Was genau Ausnahmeschlagzeuger Zach Hill im unorganisch pulsierenden Soundmeer aus krummen Rhythmen und schiebenden Synthesizern macht, bleibt weiterhin unklar aber letztendlich auch egal. Die Beats fiepen staubtrocken wie ätherische Flipperautomatten, Melodien werden als Karambolageakt geschrammt. Stefan „MC Ride“ Burnett und Andy „Flatlander“ Morin malen den Teufel durch aggressiv-dunkle Knopfdrücke und kreischende Mikrophone wenig geschmeidig stolpernd an die Wand, reißen die Abgründe der menschlichen Sozialisierung in tiefdunkel Klaustrophie, gröhlen ihre Visionen diesmal noch öfter dumpf schreiend in die Massen. „I’m the coat hanger in your man’s vagina“ presst MC Ride etwa in schizoider Hysterie hervor;  alles hier will eben in letzter Konsequenz extrem sein – zielführend ist das nicht immer, Punk irgendwie aber trotzdem  und Spaß machen soll es ohnedies nie.

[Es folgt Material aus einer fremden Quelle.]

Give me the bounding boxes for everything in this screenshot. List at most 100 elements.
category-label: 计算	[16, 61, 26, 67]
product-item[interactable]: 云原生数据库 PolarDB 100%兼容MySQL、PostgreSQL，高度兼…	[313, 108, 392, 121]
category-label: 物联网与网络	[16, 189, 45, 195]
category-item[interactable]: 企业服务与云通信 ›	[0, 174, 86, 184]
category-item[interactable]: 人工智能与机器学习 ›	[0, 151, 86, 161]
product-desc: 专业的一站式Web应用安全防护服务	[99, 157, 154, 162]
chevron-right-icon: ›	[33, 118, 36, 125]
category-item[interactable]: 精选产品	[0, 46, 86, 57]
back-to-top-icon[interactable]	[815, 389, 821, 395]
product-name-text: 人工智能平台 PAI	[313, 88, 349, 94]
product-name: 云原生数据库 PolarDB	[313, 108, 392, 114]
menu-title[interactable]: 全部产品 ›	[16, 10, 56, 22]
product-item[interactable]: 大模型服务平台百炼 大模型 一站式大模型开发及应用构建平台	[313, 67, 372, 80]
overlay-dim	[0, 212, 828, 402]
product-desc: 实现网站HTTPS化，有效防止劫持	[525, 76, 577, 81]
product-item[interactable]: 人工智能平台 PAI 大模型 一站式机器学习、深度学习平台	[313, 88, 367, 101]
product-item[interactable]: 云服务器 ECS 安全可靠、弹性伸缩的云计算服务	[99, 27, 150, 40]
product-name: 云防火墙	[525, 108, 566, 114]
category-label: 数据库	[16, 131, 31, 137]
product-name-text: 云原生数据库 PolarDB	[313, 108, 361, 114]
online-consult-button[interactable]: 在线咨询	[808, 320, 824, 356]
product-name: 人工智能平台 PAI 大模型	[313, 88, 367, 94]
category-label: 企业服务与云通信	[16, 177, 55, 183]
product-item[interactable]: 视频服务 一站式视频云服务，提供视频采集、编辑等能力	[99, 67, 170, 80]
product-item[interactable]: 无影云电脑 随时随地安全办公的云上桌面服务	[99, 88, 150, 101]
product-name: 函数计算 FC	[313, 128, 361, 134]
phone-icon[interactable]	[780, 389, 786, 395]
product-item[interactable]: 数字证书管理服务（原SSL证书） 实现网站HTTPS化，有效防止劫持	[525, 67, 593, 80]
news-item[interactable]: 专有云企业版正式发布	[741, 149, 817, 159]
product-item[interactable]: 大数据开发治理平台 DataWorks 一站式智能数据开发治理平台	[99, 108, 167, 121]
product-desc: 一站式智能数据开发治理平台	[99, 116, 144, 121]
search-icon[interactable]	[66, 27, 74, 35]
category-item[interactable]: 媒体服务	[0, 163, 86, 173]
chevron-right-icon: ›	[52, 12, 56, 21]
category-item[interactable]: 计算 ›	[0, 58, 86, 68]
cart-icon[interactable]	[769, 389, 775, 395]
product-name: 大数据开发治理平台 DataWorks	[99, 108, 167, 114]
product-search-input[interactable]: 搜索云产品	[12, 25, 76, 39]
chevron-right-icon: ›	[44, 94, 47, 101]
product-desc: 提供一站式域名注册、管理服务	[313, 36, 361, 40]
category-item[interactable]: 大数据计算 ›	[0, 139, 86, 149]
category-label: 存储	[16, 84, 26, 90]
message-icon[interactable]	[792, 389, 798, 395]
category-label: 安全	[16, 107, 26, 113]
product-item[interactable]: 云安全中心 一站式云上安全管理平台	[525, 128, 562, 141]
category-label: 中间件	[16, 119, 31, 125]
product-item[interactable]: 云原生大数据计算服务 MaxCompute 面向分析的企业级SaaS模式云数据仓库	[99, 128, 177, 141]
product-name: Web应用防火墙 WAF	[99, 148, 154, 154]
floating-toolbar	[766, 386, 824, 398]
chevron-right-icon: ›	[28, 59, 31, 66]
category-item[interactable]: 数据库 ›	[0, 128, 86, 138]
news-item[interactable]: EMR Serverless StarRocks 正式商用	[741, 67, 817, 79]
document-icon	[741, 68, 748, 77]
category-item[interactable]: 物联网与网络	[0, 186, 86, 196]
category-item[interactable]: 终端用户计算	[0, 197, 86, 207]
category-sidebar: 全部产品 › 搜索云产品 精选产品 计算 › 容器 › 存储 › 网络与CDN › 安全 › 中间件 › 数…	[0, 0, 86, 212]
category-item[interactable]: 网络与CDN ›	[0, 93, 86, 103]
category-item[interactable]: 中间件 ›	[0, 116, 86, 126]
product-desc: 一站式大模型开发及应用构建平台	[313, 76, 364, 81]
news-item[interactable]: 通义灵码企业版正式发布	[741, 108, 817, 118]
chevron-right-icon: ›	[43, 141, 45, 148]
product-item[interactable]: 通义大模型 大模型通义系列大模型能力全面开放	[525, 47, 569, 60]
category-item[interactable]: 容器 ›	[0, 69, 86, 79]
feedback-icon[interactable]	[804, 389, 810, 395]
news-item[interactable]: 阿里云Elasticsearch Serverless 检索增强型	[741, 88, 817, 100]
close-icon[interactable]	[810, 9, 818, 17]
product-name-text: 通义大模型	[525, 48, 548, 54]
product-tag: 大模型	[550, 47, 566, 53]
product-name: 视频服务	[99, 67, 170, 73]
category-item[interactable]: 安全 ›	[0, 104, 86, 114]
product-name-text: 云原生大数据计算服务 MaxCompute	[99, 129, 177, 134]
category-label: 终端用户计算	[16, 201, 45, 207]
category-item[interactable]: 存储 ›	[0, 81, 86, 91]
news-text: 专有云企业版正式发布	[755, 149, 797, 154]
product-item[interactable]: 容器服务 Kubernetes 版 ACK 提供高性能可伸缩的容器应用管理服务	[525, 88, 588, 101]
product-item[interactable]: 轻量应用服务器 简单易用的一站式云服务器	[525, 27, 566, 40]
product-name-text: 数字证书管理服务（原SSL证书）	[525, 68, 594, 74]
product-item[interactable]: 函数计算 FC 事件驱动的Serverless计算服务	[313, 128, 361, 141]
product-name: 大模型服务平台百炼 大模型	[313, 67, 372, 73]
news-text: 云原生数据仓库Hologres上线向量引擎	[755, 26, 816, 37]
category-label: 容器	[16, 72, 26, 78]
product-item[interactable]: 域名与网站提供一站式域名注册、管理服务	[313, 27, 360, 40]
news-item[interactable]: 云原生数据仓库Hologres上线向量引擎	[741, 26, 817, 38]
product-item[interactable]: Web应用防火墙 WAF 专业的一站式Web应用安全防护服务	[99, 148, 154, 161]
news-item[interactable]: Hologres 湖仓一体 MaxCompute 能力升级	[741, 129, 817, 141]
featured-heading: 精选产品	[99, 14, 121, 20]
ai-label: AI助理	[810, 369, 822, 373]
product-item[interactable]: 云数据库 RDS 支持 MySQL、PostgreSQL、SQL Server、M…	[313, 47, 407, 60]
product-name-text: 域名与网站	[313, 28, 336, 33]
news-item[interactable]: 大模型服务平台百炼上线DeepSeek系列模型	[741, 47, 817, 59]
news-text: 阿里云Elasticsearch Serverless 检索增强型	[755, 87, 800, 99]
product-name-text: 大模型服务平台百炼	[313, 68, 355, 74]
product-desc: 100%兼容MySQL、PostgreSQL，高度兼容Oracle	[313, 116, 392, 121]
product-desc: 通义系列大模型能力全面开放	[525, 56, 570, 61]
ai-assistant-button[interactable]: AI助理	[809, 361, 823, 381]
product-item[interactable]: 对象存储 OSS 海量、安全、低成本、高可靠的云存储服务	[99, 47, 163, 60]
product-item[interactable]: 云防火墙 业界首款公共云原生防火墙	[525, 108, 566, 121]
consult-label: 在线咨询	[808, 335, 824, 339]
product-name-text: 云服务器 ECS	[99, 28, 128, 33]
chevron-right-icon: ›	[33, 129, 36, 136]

So entwickelt auch das zweite Death Grips-Album seine Anziehungskraft erst nach und nach aus einer kaputten Faszination heraus wachsend, noch weitaus widerspenstiger aber als es ‚The Money Store‚ nicht ohnedies tat. In der an Dizzee Rascal und Odd Future geschulten Soundlandschaft verteidigen sich Death Grips wieder härter gegen Zuneigungen, vergessen dabei aber offenbar, dass es gerade die ansatzweise Zugänglichkeit war, die ‚The Money Store‚ zur spannenderen, vielschichtigeren, schlüssigeren, schlicht besseren Platte gemacht hat. Dass Ride zudem deutlich geschmeidiger in Form war, tut sein übriges, um den allgemeinen Hype um ‚No Love Deep Web‚ nicht nachvollziehen zu können.

Unter der Zugkraft von Songs wie ‚Stockton‚, der vielleicht kargsten Partyanimatiom des Jahres oder ‚Whammy‚, diesem apokalytischen Stimmungsmacher entwickelt ‚No Love Deep Web‚ früher oder aber eher später jedoch wieder eine hypnotische Sogwirkung, fasziniert wie ein besonders unappetitlicher Autounfall und fesselt über weite Strecken, reizt das Stilspektrum der Band mit nervöser Hyperaktivität aber bereits über Gebühr aus. Vielleicht ist der Zorn auf die Plattenfirma in diesem Fall also doch unangebracht, ein zusätzlicher Reifeprozess wäre nicht die ungeschickteste Idee gewesen.